At one point, 8,000 people were interned in Uma Metan. Prisoners were given only a small can of maize each week, and were forbidden to leave the camp to seek more food or tend gardens. The nearest water source was 500 metres away. Witnesses allege that five or six people died daily from starvation. Illnesses such as tuberculosis, beri-beri and diarrhoea were rife, and there was no medical care. Executions of those involved in the resistance were also common. On the orders of their captors, the prisoners built a village hall and a school, where they were to be taught the Indonesian language. In reality however, the "pupils" of this school were young female prisoners, and the school quickly became the site of mass rape by army personnel. Residents of the area allege that around 2,000 people were buried in mass graves near Uma Metan.
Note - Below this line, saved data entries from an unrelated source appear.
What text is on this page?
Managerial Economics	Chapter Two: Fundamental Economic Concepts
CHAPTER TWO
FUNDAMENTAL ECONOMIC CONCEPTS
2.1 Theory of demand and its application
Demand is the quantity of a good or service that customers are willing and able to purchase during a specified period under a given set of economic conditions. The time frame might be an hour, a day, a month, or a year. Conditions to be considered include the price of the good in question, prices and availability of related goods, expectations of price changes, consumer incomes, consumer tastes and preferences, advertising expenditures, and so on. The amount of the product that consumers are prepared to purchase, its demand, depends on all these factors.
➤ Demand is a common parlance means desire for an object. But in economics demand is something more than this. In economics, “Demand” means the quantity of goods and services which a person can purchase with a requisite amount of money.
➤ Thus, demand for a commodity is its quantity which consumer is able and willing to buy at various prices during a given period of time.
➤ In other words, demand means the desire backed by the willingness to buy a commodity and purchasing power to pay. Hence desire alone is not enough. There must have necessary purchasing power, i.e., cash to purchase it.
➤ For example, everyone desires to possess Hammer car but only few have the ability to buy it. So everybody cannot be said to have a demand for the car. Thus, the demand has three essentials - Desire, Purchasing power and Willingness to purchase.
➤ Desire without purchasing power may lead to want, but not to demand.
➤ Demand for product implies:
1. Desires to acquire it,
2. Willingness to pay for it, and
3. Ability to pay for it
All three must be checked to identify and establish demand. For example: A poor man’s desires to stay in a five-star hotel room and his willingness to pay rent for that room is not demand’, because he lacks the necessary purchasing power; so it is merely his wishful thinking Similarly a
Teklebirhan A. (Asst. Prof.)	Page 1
The Uma Metan and Lebos camps were important military bases for the Indonesian forces fighting resistance supporters in the mountains of Manufahi. Among others, units from the 700 Land-Air Battalion, the 745 and 310 Battalions and Kopassandha special forces unit were stationed here. Alas was also the headquarters for the Koramil sub-district territorial command and the Hansip civil defence force.

In 1979, areas previously not occupied by the Indonesian forces came under attack. Residents of these areas fled to Sarin or Turiscai, which were already under Indonesian control.
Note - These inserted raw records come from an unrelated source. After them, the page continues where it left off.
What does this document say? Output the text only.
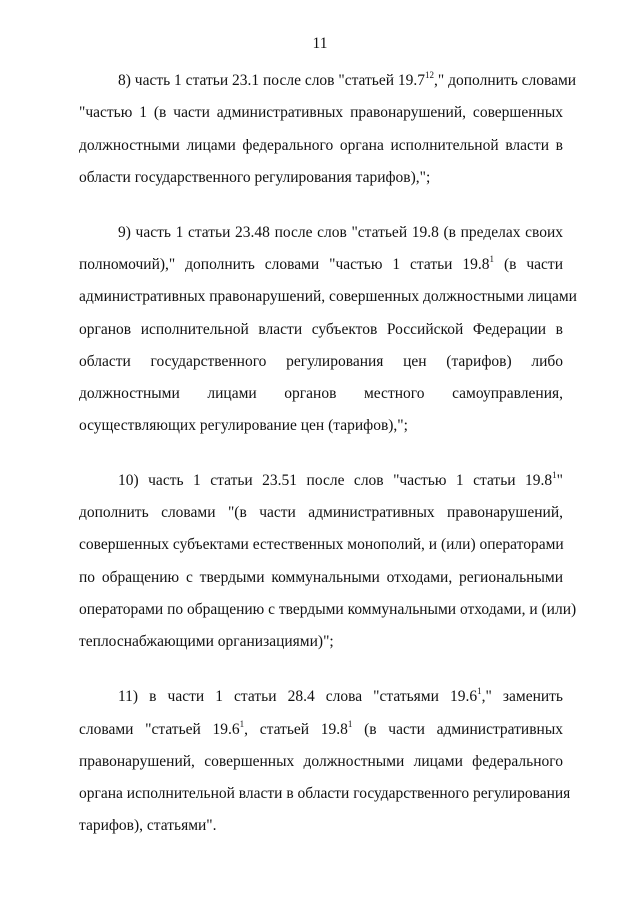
11
8) часть 1 статьи 23.1 после слов "статьей 19.7$^{12}$," дополнить словами
"частью 1 (в части административных правонарушений, совершенных
должностными лицами федерального органа исполнительной власти в
области государственного регулирования тарифов),";
9) часть 1 статьи 23.48 после слов "статьей 19.8 (в пределах своих
полномочий)," дополнить словами "частью 1 статьи 19.8$^1$ (в части
административных правонарушений, совершенных должностными лицами
органов исполнительной власти субъектов Российской Федерации в
области государственного регулирования цен (тарифов) либо
должностными лицами органов местного самоуправления,
осуществляющих регулирование цен (тарифов),";
10) часть 1 статьи 23.51 после слов "частью 1 статьи 19.8$^1$"
дополнить словами "(в части административных правонарушений,
совершенных субъектами естественных монополий, и (или) операторами
по обращению с твердыми коммунальными отходами, региональными
операторами по обращению с твердыми коммунальными отходами, и (или)
теплоснабжающими организациями)";
11) в части 1 статьи 28.4 слова "статьями 19.6$^1$," заменить
словами "статьей 19.6$^1$, статьей 19.8$^1$ (в части административных
правонарушений, совершенных должностными лицами федерального
органа исполнительной власти в области государственного регулирования
тарифов), статьями".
In 1981, the inhabitants of Bubussuso and Fahinehan were forcibly resettled in Dotik after they were suspected of supplying FALINTIL resistance fighters with food.

Between 1970 and 1980, the number of inhabitants in the Alas sank by 29%, falling from 5,034 to 3,574.

=== Violence following East Timor Special Autonomy Referendum ===

A referendum held on 20 August 1998 was met with overwhelming support (78.5% in favour) for independence, and followed by an explosion of violence between pro-independence militias and Indonesian armed forces.

On 9 November 1998, fighters from the FALINTIL movement killed three Indonesian soldiers and captured a further 13, 11 of whom were later released. Nine FALINTIL militants were also killed in the attack. The following day, the Indonesian armed forces began retaliatory operations throughout the sub district of Alas. On 13 November, Indonesian soldiers entered the suco of Taitudac and took the village chief, Vicente Xavier, and four others prisoner. They were taken to Barique and executed. At the time, the Commander of the Indonesian army in East Timor alleged that Xavier had been the brains behind the FALINTIL attack on 9 November. On 15 November, Indonesian troops entered the village of Turin, and again attacked Taitudac. Two of Xavier's nieces, both teenagers, were arrested and taken to the district military headquarters in Same where they were kept in solitary confinement. On 16 November, a further 11 people were arrested in Kopassus, in the ‘'sucos'’ of Taittudac and Betano. Houses in Aituha were also razed. Many of the people in the affected villages sought sanctuary in church buildings. Those who stayed behind were faced with food and water shortages, as the Indonesian troops had destroyed the water pipelines. In total, around 50 people were executed and a further 30 imprisoned during the operations. This information could be disputed from independent investigation.